Jill Porter: A helping hand, a life reclaimed,a way to say thanks

IT WAS preposterous, really. When Joe Davis showed up to apply for a job at Thomas Jefferson University Hospital, he was laughably unqualified.

IT WAS preposterous, really.

When Joe Davis showed up to apply for a job at Thomas Jefferson University Hospital, he was laughably unqualified.

He was a middle-school drop-out who was borderline literate. He was a recovering addict and drug dealer whose souvenir of that life was a bullet in the back that left him a paraplegic. He was 30-something and had never worked a day in his life.

There was no reason for Lorraine Buchanan to hire him as the receptionist at the Spinal Cord Injury Center.

But Davis told her of his determination to turn his life around after a failed suicide attempt. And he asked her for a chance.

He said if she hired him, he'd never let her down.

She gave him the job.

That was 22 years ago.

Since then, Davis has gotten his GED, his college degree and a master's degree in social work from the University of Pennsylvania - all while working full time.

He's a motivational speaker and a certified addictions counselor who's licensed in two states.

When he opened his own private counseling practice in July, he wrote me for a favor:

Could I help him thank Buchanan in a big, public way?

"None of what I do, none of who I am, would have been possible were it not for Lorraine Buchanan," he said.

"Everything I am, everything I do is to make good on my promise to her."

Buchanan, 57, calls herself a "suburban brat" - some people say she's "very white," she laughs - who grew up in Ambler and has no experience with the depraved urban culture that nearly destroyed Davis.

But Buchanan is pragmatic; she believed it would inspire spinal-cord patients to see a paraplegic working there.

She's also very stubborn.

"Friends call me the original Taurus," she said of the astrological sign of the bull.

So the more the staff objected, the more compelled she felt to hire Davis.

And yes, she's a "bleeding- heart liberal" who believes that "everybody deserves a chance."

"He didn't have any other chances," said Buchanan. "He didn't have any skills. As a matter of fact, as time went on, I realized just how few skills he had."

Not only couldn't he use a computer or even a phone with more than one line - he had no life skills, either.

He didn't know "what to wear, when to get up in the morning, how to get to work," Buchanan said.

He didn't know you couldn't yell at people who called on the telephone.

"Obviously, it was frustrating because he didn't know anything, and that level of unawareness was flabbergasting," she said.

But he never resisted correction and was always eager to improve.
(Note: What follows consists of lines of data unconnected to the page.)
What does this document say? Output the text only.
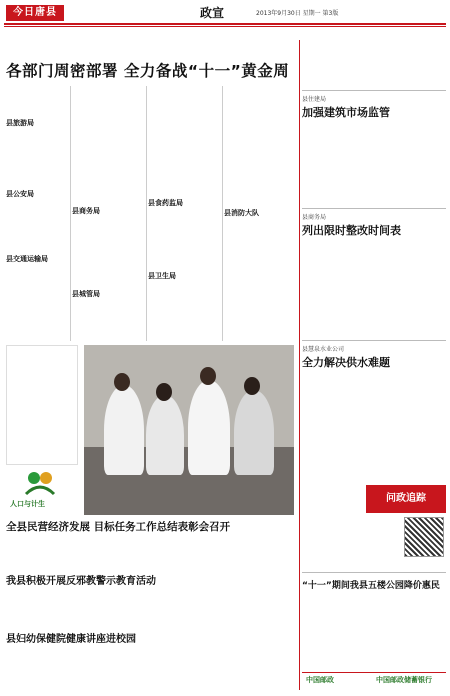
今日唐县	政宣	2013年9月30日 星期一 第3版
各部门周密部署 全力备战“十一”黄金周

县旅游局
县公安局
县交通运输局
县商务局
县城管局
县食药监局
县卫生局
县消防大队
人口与计生
全县民营经济发展 目标任务工作总结表彰会召开
我县积极开展反邪教警示教育活动
县妇幼保健院健康讲座进校园
县住建局
加强建筑市场监管
县商务局
列出限时整改时间表
县慧泉水业公司
全力解决供水难题
问政追踪
“十一”期间我县五楼公园降价惠民
中国邮政	中国邮政储蓄银行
Buchanan knows that Davis credits her with his success - and begs to differ.

"Everything he's done, he's done because he is who he is. Yes, I encouraged him to go back and get his GED and then to keep on going, but he did the work - he's the one.

"And he did it all while not exactly being healthy. There were numerous complications of his spinal-cord injury. There was more than one occasion we didn't know if Joe was going to live.
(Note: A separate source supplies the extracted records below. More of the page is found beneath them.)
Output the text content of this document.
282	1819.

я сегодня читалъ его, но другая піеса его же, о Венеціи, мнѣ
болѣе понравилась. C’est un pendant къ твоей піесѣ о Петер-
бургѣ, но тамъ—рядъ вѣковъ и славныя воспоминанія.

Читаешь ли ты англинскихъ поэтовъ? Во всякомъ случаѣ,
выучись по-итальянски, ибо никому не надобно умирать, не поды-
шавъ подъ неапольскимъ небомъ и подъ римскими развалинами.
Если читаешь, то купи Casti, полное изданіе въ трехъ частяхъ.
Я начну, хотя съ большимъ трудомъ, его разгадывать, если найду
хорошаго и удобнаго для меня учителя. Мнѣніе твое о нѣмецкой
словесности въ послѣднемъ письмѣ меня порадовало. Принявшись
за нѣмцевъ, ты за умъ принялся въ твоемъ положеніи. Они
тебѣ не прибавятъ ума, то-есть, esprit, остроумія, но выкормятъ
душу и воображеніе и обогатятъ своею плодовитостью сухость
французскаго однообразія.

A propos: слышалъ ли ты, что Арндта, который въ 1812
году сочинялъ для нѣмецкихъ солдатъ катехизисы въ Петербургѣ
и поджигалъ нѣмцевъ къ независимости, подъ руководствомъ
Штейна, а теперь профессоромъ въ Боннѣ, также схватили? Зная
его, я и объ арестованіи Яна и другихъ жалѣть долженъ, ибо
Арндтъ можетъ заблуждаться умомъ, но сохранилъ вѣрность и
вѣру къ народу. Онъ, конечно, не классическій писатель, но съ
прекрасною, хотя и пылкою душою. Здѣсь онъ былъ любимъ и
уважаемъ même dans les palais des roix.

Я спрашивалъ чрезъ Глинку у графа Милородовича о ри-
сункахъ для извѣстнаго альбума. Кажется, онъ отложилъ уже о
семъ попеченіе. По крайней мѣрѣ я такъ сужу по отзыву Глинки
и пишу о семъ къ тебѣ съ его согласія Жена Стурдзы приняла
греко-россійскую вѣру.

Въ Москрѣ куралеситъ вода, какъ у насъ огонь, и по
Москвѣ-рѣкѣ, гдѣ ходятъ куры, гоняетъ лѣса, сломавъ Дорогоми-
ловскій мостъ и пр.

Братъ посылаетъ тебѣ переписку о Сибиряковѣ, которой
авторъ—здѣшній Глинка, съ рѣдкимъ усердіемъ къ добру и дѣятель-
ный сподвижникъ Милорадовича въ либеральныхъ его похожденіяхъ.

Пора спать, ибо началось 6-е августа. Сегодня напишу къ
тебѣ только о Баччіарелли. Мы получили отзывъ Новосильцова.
"He's quite a guy. Once he turned that corner, he turned it."

Buchanan left Jefferson 17 years ago and runs a consulting business from her Blue Bell home.

She and Davis stay in touch,but don't see each other often.
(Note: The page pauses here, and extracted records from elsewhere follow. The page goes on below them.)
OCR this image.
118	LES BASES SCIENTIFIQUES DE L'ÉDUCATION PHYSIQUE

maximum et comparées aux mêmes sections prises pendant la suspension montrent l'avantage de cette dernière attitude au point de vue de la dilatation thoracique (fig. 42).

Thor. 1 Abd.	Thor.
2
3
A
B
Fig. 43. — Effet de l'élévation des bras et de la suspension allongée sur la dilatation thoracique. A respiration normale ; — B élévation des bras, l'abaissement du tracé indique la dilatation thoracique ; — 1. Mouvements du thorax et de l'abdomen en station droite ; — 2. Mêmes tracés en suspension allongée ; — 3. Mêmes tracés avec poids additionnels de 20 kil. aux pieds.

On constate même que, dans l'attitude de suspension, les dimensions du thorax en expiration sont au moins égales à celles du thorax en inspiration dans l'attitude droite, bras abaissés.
She did come to the opening of his private counseling practice - Restoration Services - a bright one-room office in a new building on Tulpehocken Street near Ogontz Avenue, where he sat and told me stories last week.

Davis is a charming raconteur,which no doubt helps in his job as director of Magee Rehabilitation Hospital's "Think First" injury-prevention program. He talks at schools and other forums around the city.

"He's one of our best," said his supervisor, Ron Siggs, a Magee vice president.

Davis is indeed an inspiring soul and I'm happy to help him thank Buchanan in this column.

But an unusual set of circumstances enabled him to thank her in a more direct way.

Buchanan suddenly lapsed into a coma in November 2003, after contracting chicken pox.

She was in the coma for two months. When she came out of it, "I couldn't move my hands or my feet and I was on a ventilator," she said.

Buchanan was transferred to Magee for rehabilitation, and was there for 6 1/2 weeks.